Schwarzwald wasted no time. She opened up with her full battle saddle, and the two Raiders went down in seconds. “Unfortunate. Now Latvi will know that we are here.”

“Y-y-you’re Red Ice?”

Ah, shit. Rubbing at my temple tiredly, I turned back to the now-cowering colt. His magic was entirely gone from the crowbar, which Undertow was holding aloft. “Yes, I’m Red Ice. And I really, really wish you hadn’t been here for this.”

Undertow dropped the crowbar, letting it clatter to the ground. “Snowflake…” She cautioned.

“If he blabs about this, word could spread that Blue Fire and Red Ice are working together. People still think I’m leading the Raiders. If the truth comes out, they won’t trust Wings anymore. Any chance we had of turning her into a hero is gone.”

“But he is just a child.” She had a point. The colt was barely her age, if that. Just some punk kid who was looking to get himself a few things to sell for caps. Still, as I looked at his shifty eyes, looking all over for a way out, I remembered something Inbox had once told me.

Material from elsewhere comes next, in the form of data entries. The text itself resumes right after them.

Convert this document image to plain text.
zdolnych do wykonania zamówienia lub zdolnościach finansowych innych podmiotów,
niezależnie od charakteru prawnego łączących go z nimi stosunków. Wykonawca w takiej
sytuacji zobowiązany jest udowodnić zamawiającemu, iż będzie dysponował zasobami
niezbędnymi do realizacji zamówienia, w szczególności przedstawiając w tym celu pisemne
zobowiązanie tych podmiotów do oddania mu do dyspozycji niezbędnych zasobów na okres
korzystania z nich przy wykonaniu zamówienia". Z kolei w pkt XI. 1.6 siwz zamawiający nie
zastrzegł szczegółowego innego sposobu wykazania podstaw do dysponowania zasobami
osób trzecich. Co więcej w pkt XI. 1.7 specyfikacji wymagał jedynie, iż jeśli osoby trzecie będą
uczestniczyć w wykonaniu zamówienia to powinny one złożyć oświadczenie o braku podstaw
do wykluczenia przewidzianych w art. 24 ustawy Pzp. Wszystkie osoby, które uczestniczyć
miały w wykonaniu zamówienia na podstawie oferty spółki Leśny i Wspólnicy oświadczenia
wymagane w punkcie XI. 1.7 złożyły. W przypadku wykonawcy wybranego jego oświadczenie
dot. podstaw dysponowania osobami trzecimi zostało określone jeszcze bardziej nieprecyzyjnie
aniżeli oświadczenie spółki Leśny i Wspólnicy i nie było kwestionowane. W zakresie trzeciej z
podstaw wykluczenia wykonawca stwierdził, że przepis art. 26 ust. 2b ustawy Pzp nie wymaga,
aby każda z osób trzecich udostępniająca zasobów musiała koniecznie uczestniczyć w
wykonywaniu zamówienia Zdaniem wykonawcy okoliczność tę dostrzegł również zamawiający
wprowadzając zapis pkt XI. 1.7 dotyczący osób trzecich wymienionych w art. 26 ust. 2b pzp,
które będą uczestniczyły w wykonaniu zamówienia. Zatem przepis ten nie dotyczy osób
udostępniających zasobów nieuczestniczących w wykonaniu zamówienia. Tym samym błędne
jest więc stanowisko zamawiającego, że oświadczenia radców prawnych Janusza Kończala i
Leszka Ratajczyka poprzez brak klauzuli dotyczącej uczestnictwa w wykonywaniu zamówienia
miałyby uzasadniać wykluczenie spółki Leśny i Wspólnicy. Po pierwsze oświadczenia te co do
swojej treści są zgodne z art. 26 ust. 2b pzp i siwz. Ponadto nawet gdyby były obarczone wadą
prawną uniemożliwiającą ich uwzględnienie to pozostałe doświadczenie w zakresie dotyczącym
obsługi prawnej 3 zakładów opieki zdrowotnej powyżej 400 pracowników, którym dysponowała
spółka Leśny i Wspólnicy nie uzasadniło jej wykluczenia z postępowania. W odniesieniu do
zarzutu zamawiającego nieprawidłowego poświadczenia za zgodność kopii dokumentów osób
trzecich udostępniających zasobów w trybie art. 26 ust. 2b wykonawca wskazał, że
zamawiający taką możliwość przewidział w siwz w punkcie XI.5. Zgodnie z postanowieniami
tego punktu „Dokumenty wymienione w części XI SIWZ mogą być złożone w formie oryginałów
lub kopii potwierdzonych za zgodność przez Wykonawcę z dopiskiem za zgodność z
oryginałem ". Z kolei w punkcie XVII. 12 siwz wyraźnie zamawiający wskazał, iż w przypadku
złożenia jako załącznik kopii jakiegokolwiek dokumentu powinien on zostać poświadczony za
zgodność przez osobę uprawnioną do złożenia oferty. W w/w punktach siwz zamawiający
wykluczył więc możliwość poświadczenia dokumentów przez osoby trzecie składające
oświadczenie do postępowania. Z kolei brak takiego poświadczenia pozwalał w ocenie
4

“If you want to be sorry for anything, Stable pony, be sorry because you were late.” The ghoul I’d killed had been too far gone to help by the time I came along. This time, I might be able to help the situation right now...

I’m not gonna let him jeopardise this for Wings, Undertow. “Schwarzwald, take Undertow and go on ahead. I’ll be there in a few minutes.”

“As you wish, dahling.” Gently but firmly, the mare directed Undertow away. I tried not to look, knowing that I wouldn’t like my sister’s expression.

I waited until they rounded the corner. “She was right, you know? You are just a child.”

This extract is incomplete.